【PAT】1020 Tree Traversals (25)（25 分）

1020 Tree Traversals (25)（25 分）

Suppose that all the keys in a binary tree are distinct positive integers. Given the postorder and inorder traversal sequences, you are supposed to output the level order traversal sequence of the corresponding binary tree.

Input Specification:

Each input file contains one test case. For each case, the first line gives a positive integer N (<=30), the total number of nodes in the binary tree. The second line gives the postorder sequence and the third line gives the inorder sequence. All the numbers in a line are separated by a space.

Output Specification:

For each test case, print in one line the level order traversal sequence of the corresponding binary tree.

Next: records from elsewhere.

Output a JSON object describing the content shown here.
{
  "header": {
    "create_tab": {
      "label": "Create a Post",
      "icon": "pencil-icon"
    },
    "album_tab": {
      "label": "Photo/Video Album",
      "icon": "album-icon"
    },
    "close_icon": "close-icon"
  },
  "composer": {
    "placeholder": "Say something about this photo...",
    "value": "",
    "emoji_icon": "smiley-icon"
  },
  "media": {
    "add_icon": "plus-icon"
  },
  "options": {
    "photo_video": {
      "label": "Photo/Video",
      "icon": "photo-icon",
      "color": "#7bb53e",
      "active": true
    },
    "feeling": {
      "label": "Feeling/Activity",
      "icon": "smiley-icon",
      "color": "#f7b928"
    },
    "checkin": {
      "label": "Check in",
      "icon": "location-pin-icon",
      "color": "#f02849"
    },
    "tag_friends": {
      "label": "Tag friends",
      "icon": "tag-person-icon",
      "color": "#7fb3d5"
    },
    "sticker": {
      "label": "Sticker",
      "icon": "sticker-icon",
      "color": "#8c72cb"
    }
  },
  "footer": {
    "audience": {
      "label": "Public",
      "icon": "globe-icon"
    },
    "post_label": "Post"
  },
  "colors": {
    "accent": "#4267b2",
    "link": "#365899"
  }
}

All the numbers in a line must be separated by exactly one space, and there must be no extra space at the end of the line.

Sample Input:

7
2 3 1 5 7 6 4
1 2 3 4 5 6 7

Sample Output:

4 1 6 3 5 7 2

 

C++代码如下：

#include<iostream>
#include<queue>
using namespace std;


struct node {
    int data;
    node *lchild, *rchild;
};

int post[35], in[35];
int n;

node* create(int posL,int posR,int inL,int inR) {
    if (posL>posR) return NULL;
    node *root = new node;
    root->data = post[posR];
    int k;
    for (k = inL; k <=inR; k++) {
        if (in[k] == post[posR]) break;
    }
    int numL = k-inL;
    root->lchild = create(posL, posL + numL-1, inL,  k - 1);
    root->rchild = create(posL + numL, posR - 1, k + 1, inR);
    
    return root;
}

int num = 0;

void level(node*r) {
    if (r == NULL) return;
    queue<node*>q;
    q.push(r);
    while (!q.empty()) {
        node *top = q.front();
        q.pop();
        num++;
        cout << top->data;
        if (num < n) cout << ' ';
        if (top->lchild != NULL) q.push(top->lchild);
        if (top->rchild != NULL) q.push(top->rchild);
    }
}

int main() {
    cin >> n;
    int t;
    for (int i = 0; i < n; i++) {
        cin >> t;
        post[i] = t;
    }
    for (int i = 0; i < n; i++) {
        cin >> t;
        in[i] = t;
    }
    node*root = create(0, n - 1, 0, n - 1);
    level(root);
    return 0;
}